Toxic remnants of gold rush will seep into San Francisco area waterways for millennia

MERCURY RUSH Banks that line Northern California’s Yuba River contain mercury left over from the California Gold Rush. A new study predicts that the toxic metal will continue to contaminate the region’s waterways for more than 10,000 years. 

M.B. Singer 

California’s gold rush ended more than a century ago, but the contamination it caused will last thousands of years, a new analysis shows.

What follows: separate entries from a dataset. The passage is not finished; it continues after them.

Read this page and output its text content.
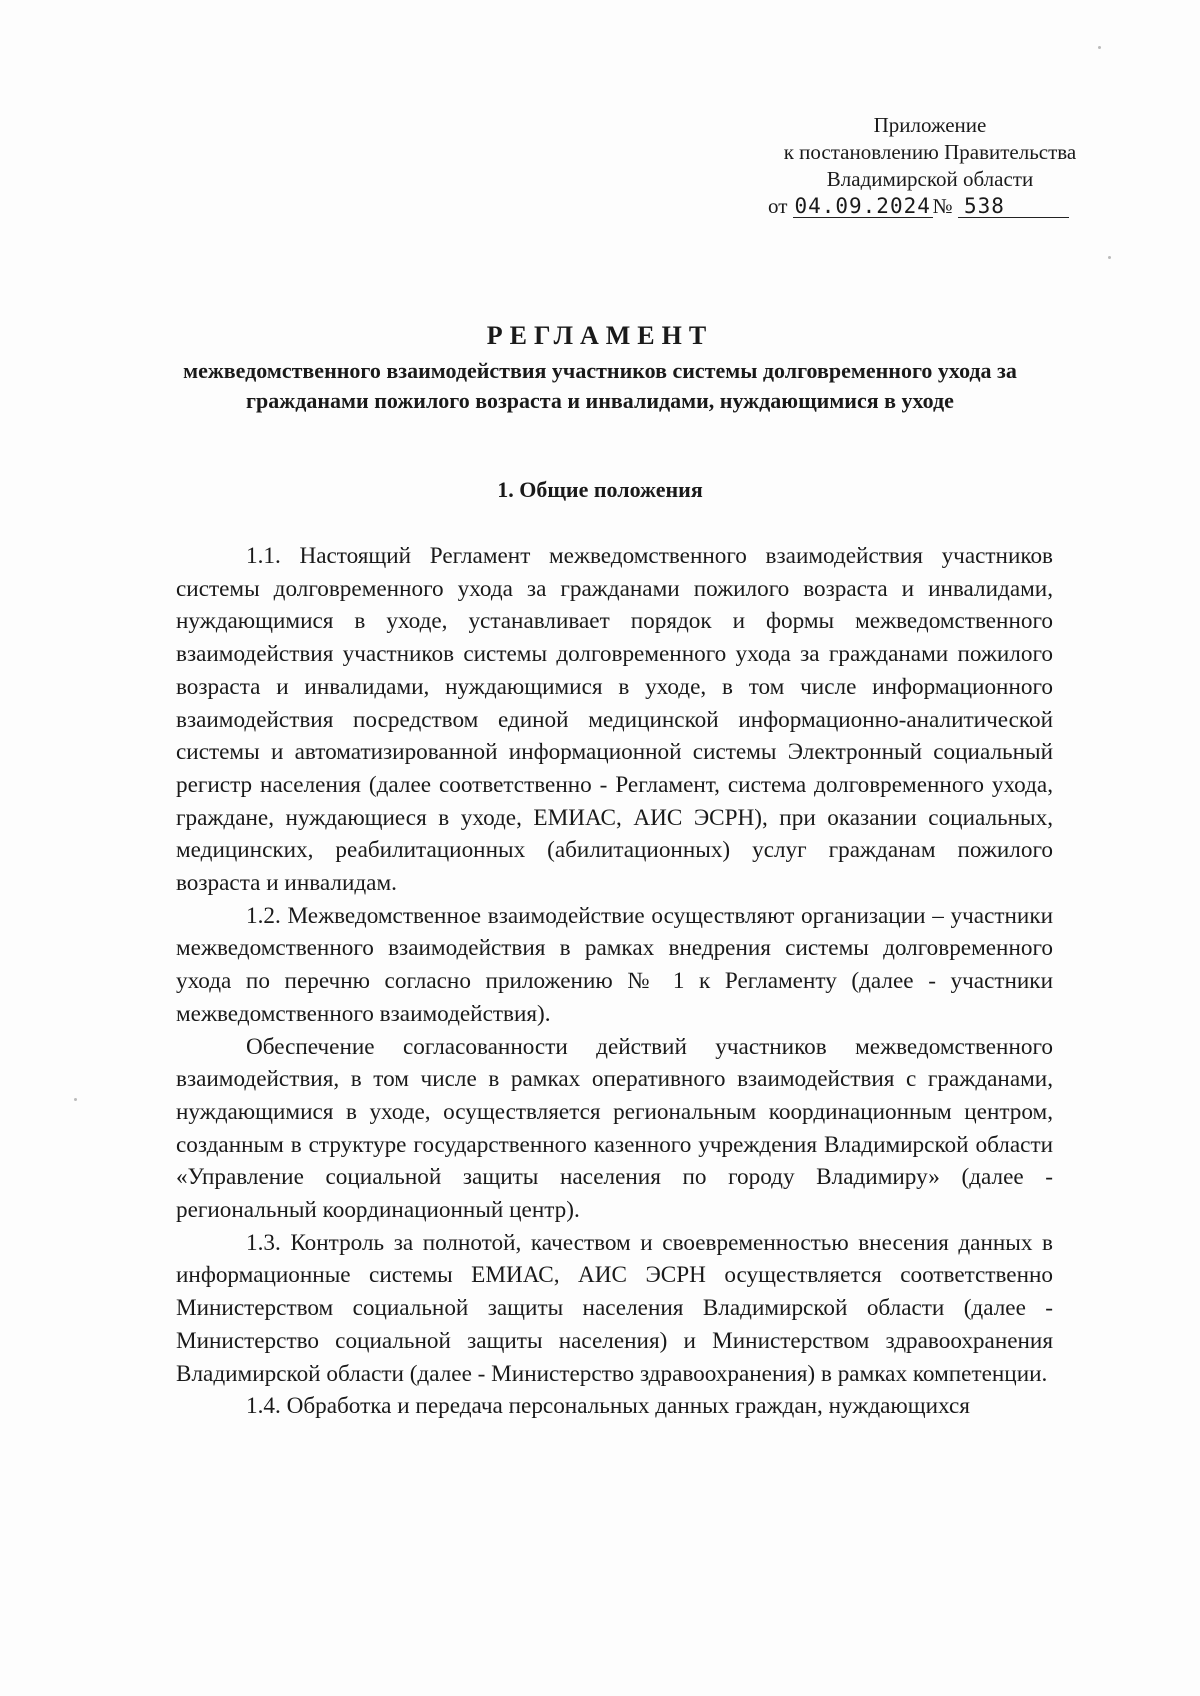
Приложение
к постановлению Правительства
Владимирской области
от 04.09.2024№ 538
РЕГЛАМЕНТ

межведомственного взаимодействия участников системы долговременного ухода за гражданами пожилого возраста и инвалидами, нуждающимися в уходе

1. Общие положения

1.1. Настоящий Регламент межведомственного взаимодействия участников системы долговременного ухода за гражданами пожилого возраста и инвалидами, нуждающимися в уходе, устанавливает порядок и формы межведомственного взаимодействия участников системы долговременного ухода за гражданами пожилого возраста и инвалидами, нуждающимися в уходе, в том числе информационного взаимодействия посредством единой медицинской информационно-аналитической системы и автоматизированной информационной системы Электронный социальный регистр населения (далее соответственно - Регламент, система долговременного ухода, граждане, нуждающиеся в уходе, ЕМИАС, АИС ЭСРН), при оказании социальных, медицинских, реабилитационных (абилитационных) услуг гражданам пожилого возраста и инвалидам.

1.2. Межведомственное взаимодействие осуществляют организации – участники межведомственного взаимодействия в рамках внедрения системы долговременного ухода по перечню согласно приложению № 1 к Регламенту (далее - участники межведомственного взаимодействия).

Обеспечение согласованности действий участников межведомственного взаимодействия, в том числе в рамках оперативного взаимодействия с гражданами, нуждающимися в уходе, осуществляется региональным координационным центром, созданным в структуре государственного казенного учреждения Владимирской области «Управление социальной защиты населения по городу Владимиру» (далее - региональный координационный центр).

1.3. Контроль за полнотой, качеством и своевременностью внесения данных в информационные системы ЕМИАС, АИС ЭСРН осуществляется соответственно Министерством социальной защиты населения Владимирской области (далее - Министерство социальной защиты населения) и Министерством здравоохранения Владимирской области (далее - Министерство здравоохранения) в рамках компетенции.

1.4. Обработка и передача персональных данных граждан, нуждающихся
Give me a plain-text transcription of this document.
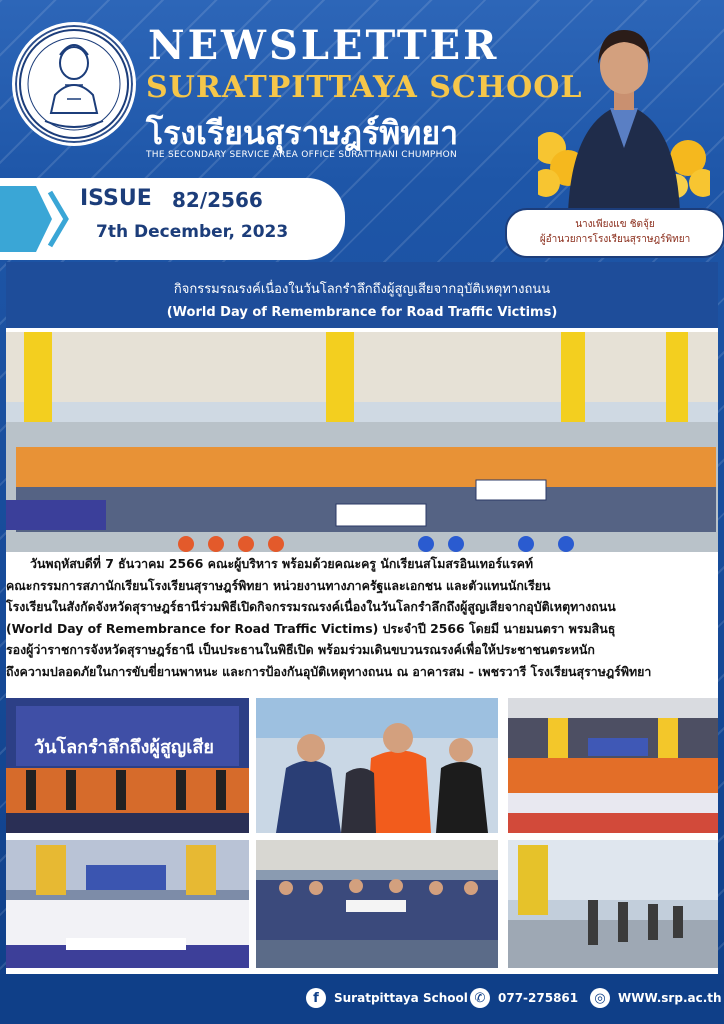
NEWSLETTER
SURATPITTAYA SCHOOL
โรงเรียนสุราษฎร์พิทยา
THE SECONDARY SERVICE AREA OFFICE SURATTHANI CHUMPHON
ISSUE 82/2566
7th December, 2023	นางเพียงแข ชิตจุ้ย
ผู้อำนวยการโรงเรียนสุราษฎร์พิทยา
กิจกรรมรณรงค์เนื่องในวันโลกรำลึกถึงผู้สูญเสียจากอุบัติเหตุทางถนน
(World Day of Remembrance for Road Traffic Victims)
วันพฤหัสบดีที่ 7 ธันวาคม 2566 คณะผู้บริหาร พร้อมด้วยคณะครู นักเรียนสโมสรอินเทอร์แรคท์
คณะกรรมการสภานักเรียนโรงเรียนสุราษฎร์พิทยา หน่วยงานทางภาครัฐและเอกชน และตัวแทนนักเรียน
โรงเรียนในสังกัดจังหวัดสุราษฎร์ธานีร่วมพิธีเปิดกิจกรรมรณรงค์เนื่องในวันโลกรำลึกถึงผู้สูญเสียจากอุบัติเหตุทางถนน
(World Day of Remembrance for Road Traffic Victims) ประจำปี 2566 โดยมี นายมนตรา พรมสินธุ
รองผู้ว่าราชการจังหวัดสุราษฎร์ธานี เป็นประธานในพิธีเปิด พร้อมร่วมเดินขบวนรณรงค์เพื่อให้ประชาชนตระหนัก
ถึงความปลอดภัยในการขับขี่ยานพาหนะ และการป้องกันอุบัติเหตุทางถนน ณ อาคารสม - เพชรวารี โรงเรียนสุราษฎร์พิทยา
วันโลกรำลึกถึงผู้สูญเสีย
f	Suratpittaya School ✆	077-275861	◎	WWW.srp.ac.th
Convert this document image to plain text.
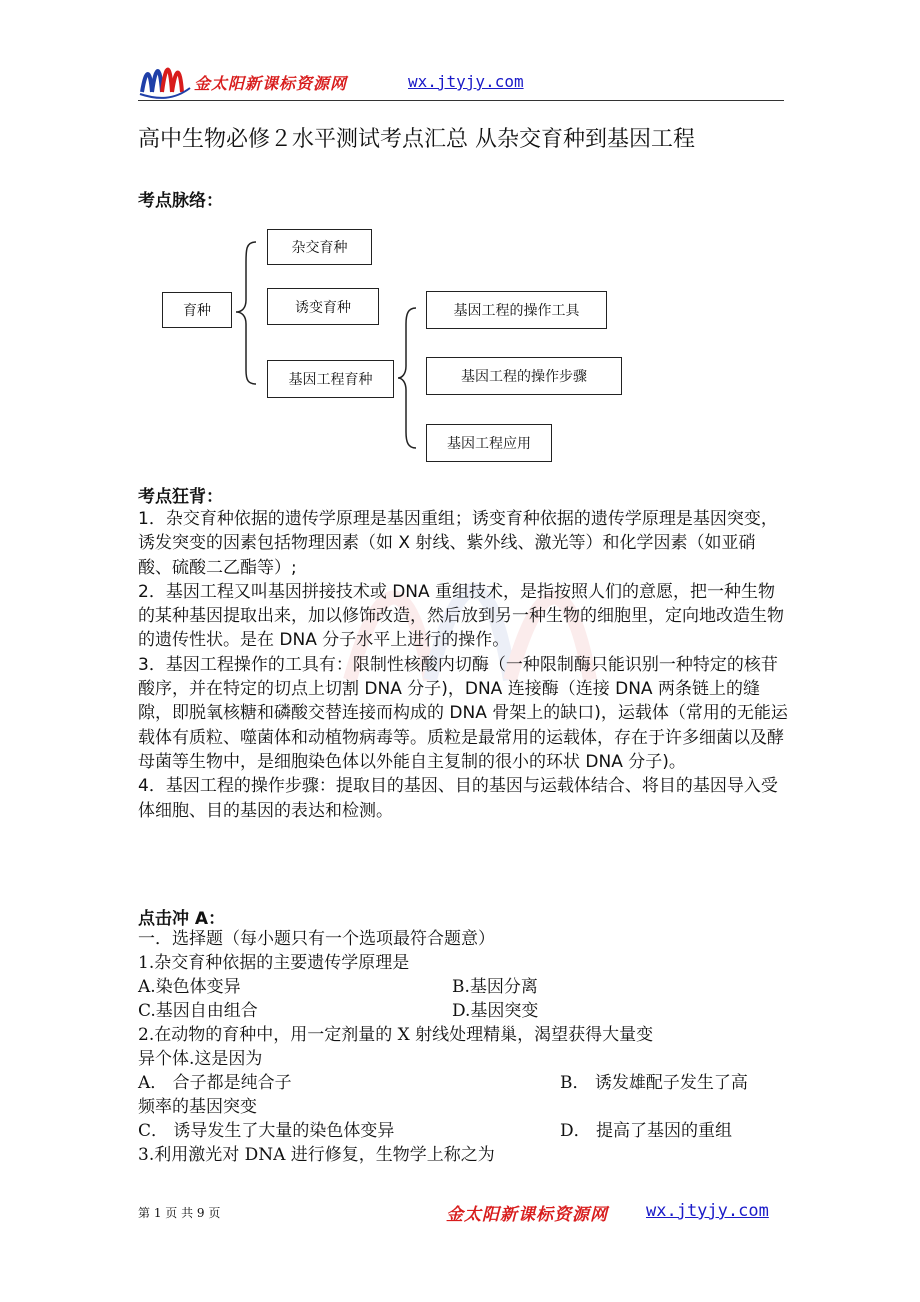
金太阳新课标资源网	wx.jtyjy.com
高中生物必修２水平测试考点汇总 从杂交育种到基因工程
考点脉络：
育种
杂交育种
诱变育种
基因工程育种
基因工程的操作工具
基因工程的操作步骤
基因工程应用
考点狂背：

1．杂交育种依据的遗传学原理是基因重组；诱变育种依据的遗传学原理是基因突变，诱发突变的因素包括物理因素（如 X 射线、紫外线、激光等）和化学因素（如亚硝酸、硫酸二乙酯等）;

2．基因工程又叫基因拼接技术或 DNA 重组技术，是指按照人们的意愿，把一种生物的某种基因提取出来，加以修饰改造，然后放到另一种生物的细胞里，定向地改造生物的遗传性状。是在 DNA 分子水平上进行的操作。

3．基因工程操作的工具有：限制性核酸内切酶（一种限制酶只能识别一种特定的核苷酸序，并在特定的切点上切割 DNA 分子)，DNA 连接酶（连接 DNA 两条链上的缝隙，即脱氧核糖和磷酸交替连接而构成的 DNA 骨架上的缺口)，运载体（常用的无能运载体有质粒、噬菌体和动植物病毒等。质粒是最常用的运载体，存在于许多细菌以及酵母菌等生物中，是细胞染色体以外能自主复制的很小的环状 DNA 分子)。

4．基因工程的操作步骤：提取目的基因、目的基因与运载体结合、将目的基因导入受体细胞、目的基因的表达和检测。

点击冲 A：
一．选择题（每小题只有一个选项最符合题意）
1.杂交育种依据的主要遗传学原理是
A.染色体变异	B.基因分离
C.基因自由组合	D.基因突变
2.在动物的育种中，用一定剂量的 X 射线处理精巢，渴望获得大量变
异个体.这是因为
A． 合子都是纯合子	B． 诱发雄配子发生了高
频率的基因突变
C． 诱导发生了大量的染色体变异	D． 提高了基因的重组
3.利用激光对 DNA 进行修复，生物学上称之为
第 1 页 共 9 页	金太阳新课标资源网 wx.jtyjy.com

Some hydraulic gold mining processes use the toxic metal mercury to separate gold from gravel. In the mid-1800s, gold mining released more than a cubic kilometer of mercury-laden sediments into Northern California’s Sierra Nevada foothills. The sediments fanned out and inundated rivers that flow into the San Francisco Bay. Researchers estimate that 90 percent of the mercury is still trapped within the sediments.

To understand how flooding and erosion may trigger future releases of the poison, researchers led by Michael Bliss Singer of the University of St. Andrews in Scotland measured mercury levels in sediments at 105 locations upstream of the bay.

Drawing on historical flood data to predict sediment flow, the team reports October 28 in the Proceedings of the National Academy of Sciences that the mining sediments will continue to release mercury into waterways over at least the next 10,000 years. As climate change intensifies the area’s rainstorms, the researchers predict, the flood-driven discharges should become more frequent.